劉文瑄:我看著我的十字路口
Author: 台新銀行文化藝術基金會, 2020年11月20日 17時02分
藝術家劉文瑄 攝影│鍾順龍
文字|張慧慧
圖版提供|劉文瑄
Q:如何定義「身心靈」?
A:佛教說「八識」,眼識、耳識、鼻識、舌識、身識(以上合稱五識)、意識、末那識(潛意識)及阿賴耶識(如來藏)。前五識是「身」,是接收物質的意識;第六識是社會的養成,是「心」,決定了前五識的所見所聞所感;第七識是深層的潛意識,像本能;第八識是我自己比較無法感覺的。佛家說第一到六識是肉體,七是魂,輪迴時,潛意識會帶著「如來藏」往下走,是因果、業力,像是黑盒子,存在靈魂的某處,會跟著魂奔向下一個生命,那是「靈」。
Q:藝術跟身心靈的關係?
A:藝術是身心靈的產物。這「產物」包括思想、工藝、文化……以人類由八識所構成的生命體所產下的產物,就叫「藝術」。
Q:你認為藝術創作有療癒的功能嗎?
A:看狀況。我個人來說不是療癒,是……大便(小聲),就是生產出的東西,有時是不得不產出,它需要產出,我認為每個人都有這需求,只是用不同的方式。藝術家在八識中能夠有所提煉,或許,這就是我們在追尋第七、八識的未知的生命狀態的產出,但究竟所產之物能否被認知為「藝術」,依然需要別的生命體的第六識所建構,這是「煉金術」的系統了。真要說的話,打坐比較療癒。
Q:對想走藝術創作追求身心靈體驗的人有何建議?
A:如實觀看自己。
劉文瑄看著她的十字路口。
她試著描繪那像從高空俯瞰的內心場景:「我的價值觀與本能一直是衝突的相位,像兩個極端直衝而來的卡車相撞,互不相讓。」卡車上的駕駛員是兩個看似衝突且極端的自我,光與影的相生相剋。有時,一端是藝術理想,一端是市場現實;有時,一端是完美主義的自我批判,一端是爭逐名利的渴求……她清醒地看著多種面向的自己,但不批判,不否認,她只是如實地觀看每一次的碰撞所引發的內心波瀾。
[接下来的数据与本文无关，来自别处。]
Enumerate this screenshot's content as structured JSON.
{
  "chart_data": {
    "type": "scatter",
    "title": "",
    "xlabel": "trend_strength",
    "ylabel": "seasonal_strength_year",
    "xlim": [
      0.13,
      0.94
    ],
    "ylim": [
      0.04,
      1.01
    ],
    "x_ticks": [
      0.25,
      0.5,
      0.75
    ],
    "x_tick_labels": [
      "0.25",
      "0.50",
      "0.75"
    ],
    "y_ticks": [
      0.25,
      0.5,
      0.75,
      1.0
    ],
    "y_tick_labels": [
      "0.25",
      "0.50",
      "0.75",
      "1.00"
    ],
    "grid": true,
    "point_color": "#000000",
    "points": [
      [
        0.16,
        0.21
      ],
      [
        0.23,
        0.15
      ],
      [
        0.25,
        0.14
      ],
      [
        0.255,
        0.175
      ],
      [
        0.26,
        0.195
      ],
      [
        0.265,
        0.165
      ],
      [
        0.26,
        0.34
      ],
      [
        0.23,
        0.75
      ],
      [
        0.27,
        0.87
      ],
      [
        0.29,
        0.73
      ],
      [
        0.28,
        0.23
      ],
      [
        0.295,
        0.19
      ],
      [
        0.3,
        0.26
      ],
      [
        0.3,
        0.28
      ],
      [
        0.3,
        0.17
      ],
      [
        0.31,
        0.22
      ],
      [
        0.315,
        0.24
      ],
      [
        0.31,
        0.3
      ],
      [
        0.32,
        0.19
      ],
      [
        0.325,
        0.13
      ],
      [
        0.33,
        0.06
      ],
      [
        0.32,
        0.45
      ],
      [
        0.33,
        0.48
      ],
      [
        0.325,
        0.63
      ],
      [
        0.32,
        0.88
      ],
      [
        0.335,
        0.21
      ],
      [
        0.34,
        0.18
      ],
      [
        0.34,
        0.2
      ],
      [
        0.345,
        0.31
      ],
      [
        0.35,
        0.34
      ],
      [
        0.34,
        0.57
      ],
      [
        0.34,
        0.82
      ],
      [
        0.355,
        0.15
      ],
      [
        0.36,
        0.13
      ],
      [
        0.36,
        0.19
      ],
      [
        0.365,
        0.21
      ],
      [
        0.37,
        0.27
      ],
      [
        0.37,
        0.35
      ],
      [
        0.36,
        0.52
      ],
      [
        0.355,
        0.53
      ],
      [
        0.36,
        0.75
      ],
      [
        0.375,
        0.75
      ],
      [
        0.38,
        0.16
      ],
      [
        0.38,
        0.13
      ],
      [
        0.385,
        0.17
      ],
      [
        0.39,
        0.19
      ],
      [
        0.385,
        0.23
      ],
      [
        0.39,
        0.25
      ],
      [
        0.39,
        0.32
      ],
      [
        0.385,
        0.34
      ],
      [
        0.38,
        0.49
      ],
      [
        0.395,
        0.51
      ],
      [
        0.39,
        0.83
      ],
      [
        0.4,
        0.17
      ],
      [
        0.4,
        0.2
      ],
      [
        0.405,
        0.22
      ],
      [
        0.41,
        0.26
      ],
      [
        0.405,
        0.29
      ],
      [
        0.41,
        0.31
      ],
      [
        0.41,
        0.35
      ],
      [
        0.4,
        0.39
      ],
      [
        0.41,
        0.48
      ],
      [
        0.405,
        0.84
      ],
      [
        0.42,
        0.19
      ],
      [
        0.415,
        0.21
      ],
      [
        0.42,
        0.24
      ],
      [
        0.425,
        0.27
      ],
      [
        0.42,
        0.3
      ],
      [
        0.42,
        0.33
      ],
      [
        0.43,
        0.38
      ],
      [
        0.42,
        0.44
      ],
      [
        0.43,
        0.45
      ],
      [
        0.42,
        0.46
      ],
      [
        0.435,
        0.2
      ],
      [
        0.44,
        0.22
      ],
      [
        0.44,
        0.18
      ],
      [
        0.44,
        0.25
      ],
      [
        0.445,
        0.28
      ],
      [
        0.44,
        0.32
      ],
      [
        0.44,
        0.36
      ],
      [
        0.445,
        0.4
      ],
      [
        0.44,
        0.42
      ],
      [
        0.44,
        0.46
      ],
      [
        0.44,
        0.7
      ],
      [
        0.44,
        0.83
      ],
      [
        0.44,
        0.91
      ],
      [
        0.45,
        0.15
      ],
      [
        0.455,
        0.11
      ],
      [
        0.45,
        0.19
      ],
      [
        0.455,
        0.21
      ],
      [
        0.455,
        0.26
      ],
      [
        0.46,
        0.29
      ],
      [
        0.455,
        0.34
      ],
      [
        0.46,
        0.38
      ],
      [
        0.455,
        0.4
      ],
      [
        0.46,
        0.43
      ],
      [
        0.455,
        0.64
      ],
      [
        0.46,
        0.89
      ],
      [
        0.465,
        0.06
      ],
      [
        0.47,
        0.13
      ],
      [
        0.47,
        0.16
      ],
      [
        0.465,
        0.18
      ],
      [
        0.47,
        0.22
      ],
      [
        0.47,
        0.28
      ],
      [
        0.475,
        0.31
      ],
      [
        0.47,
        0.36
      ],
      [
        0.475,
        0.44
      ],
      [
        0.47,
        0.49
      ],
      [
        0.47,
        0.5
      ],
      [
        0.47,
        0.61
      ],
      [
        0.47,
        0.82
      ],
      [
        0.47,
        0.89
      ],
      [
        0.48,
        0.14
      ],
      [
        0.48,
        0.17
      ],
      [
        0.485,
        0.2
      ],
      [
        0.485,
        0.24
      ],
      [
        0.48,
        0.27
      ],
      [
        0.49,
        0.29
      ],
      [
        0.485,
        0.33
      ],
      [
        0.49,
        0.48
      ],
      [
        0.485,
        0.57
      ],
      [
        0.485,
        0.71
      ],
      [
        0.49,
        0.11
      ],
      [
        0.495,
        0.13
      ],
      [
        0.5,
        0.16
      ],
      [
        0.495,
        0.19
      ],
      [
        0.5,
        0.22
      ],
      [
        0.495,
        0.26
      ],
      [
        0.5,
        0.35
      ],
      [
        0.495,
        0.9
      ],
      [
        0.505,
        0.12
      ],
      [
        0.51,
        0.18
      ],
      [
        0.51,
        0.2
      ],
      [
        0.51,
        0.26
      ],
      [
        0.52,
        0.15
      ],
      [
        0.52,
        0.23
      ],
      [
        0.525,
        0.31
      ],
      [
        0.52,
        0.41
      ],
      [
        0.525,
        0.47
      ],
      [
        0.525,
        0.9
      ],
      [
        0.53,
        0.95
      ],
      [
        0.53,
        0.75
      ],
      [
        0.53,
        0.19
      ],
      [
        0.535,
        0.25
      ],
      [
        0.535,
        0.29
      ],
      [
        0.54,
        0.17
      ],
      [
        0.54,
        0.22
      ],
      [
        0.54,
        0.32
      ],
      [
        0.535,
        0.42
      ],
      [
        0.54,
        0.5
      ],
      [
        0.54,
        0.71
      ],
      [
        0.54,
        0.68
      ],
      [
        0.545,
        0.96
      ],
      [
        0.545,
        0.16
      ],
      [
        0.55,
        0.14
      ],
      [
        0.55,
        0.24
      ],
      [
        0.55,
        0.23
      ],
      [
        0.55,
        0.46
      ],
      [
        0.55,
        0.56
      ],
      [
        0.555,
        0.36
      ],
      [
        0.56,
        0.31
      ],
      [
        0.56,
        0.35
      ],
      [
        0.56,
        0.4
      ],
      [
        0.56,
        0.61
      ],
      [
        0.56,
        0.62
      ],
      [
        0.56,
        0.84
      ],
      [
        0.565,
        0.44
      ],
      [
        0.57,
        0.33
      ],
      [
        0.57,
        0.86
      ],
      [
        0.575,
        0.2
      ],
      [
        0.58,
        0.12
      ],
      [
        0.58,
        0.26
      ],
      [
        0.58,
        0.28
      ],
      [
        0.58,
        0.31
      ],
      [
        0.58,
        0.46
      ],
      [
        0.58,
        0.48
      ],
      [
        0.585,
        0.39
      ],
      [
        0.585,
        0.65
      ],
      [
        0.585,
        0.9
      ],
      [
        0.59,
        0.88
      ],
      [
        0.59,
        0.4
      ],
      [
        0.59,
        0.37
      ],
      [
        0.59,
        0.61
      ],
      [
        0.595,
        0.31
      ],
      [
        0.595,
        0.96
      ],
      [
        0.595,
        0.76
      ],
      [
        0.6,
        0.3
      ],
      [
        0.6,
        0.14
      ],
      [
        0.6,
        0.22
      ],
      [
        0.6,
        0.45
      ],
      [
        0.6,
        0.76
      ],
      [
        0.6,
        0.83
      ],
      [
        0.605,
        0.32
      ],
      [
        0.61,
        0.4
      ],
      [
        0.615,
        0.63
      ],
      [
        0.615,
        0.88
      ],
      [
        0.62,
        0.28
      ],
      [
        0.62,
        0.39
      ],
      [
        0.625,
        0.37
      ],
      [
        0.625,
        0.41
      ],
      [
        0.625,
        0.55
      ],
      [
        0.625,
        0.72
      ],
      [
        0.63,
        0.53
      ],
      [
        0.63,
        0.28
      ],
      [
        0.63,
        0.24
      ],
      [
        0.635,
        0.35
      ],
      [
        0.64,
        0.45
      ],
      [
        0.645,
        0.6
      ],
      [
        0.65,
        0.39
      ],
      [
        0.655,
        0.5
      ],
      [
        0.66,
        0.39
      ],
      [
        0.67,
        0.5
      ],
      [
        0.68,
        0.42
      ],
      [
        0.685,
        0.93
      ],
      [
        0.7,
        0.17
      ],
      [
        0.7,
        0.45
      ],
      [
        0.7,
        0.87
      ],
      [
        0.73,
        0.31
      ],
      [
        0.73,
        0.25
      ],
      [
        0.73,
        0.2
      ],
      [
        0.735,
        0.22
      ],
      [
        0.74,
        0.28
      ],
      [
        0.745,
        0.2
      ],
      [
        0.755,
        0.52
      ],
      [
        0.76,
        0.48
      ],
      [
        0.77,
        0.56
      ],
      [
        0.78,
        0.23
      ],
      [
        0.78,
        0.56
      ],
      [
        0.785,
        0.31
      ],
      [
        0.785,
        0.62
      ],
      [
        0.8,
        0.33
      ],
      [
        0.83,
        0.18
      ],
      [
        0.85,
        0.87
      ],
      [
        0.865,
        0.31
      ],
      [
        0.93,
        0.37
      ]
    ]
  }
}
「我知道矛盾在哪,但又過不去,也知道不能硬過去。這裝不來,這就是現在的我。」她說。
這對過去慣於自我批判,而深陷情緒漩渦的這位藝術家來說,很不容易,「我以前汲汲營營,想衝出點名堂,」她自白,「我月亮在牡羊,想攻頂,很有目的性,有什麼機會就一定抓住。現在,攻不攻頂已經沒差了……我變好多喔,懂得閒下來,看看路邊有什麼。」
《像一隻也許的手──劉文瑄個展》,2016年,伊通公園ITPARK。
上山修行,爬一座名為「自己」的山
劉文瑄放慢了腳步,凝視的對象不只外在世界,更多的是過去穿戴著厚重衣物所掩飾的自己。
但改變並非靈光乍現的神啟,她描述2016年底跌入混沌,歷經兩三年的漫長過程,近似一場通向自我的征途。她唯一的旅伴是自己,苛刻、難以討好,用一個個現實對她指手畫腳,使她質疑起生命的本質,「我問自己:為什麼要創作?為什麼要成為藝術家?」
大致說來,這位個子小小、能量滿載、坦率真誠的創作者的藝術闖蕩之路堪稱順遂。小學三年級確定志向,「我跟我爸說,我要跟梵谷一樣,成為一個厲害的藝術家,死在街上!」美工專科畢業,進入職場,後移民美國,2007年畢業於舊金山藝術學院(San Francisco Art Institute),同年又進入東岸的紐約市立大學杭特學院(Hunter College)藝術研究所,2008年自美返台,隔年便以《我是劉米亞》獲高雄獎,並以此作確立了溢出平面繪畫固守的二度空間的表現形式,更將對塗畫(Drawing)的探索涵蓋至空間裝置、平面、攝影、錄像、植栽等,至今發展出紙張光影微雕塑、水墨對畫、地景塗畫等三個系列,量質兼具。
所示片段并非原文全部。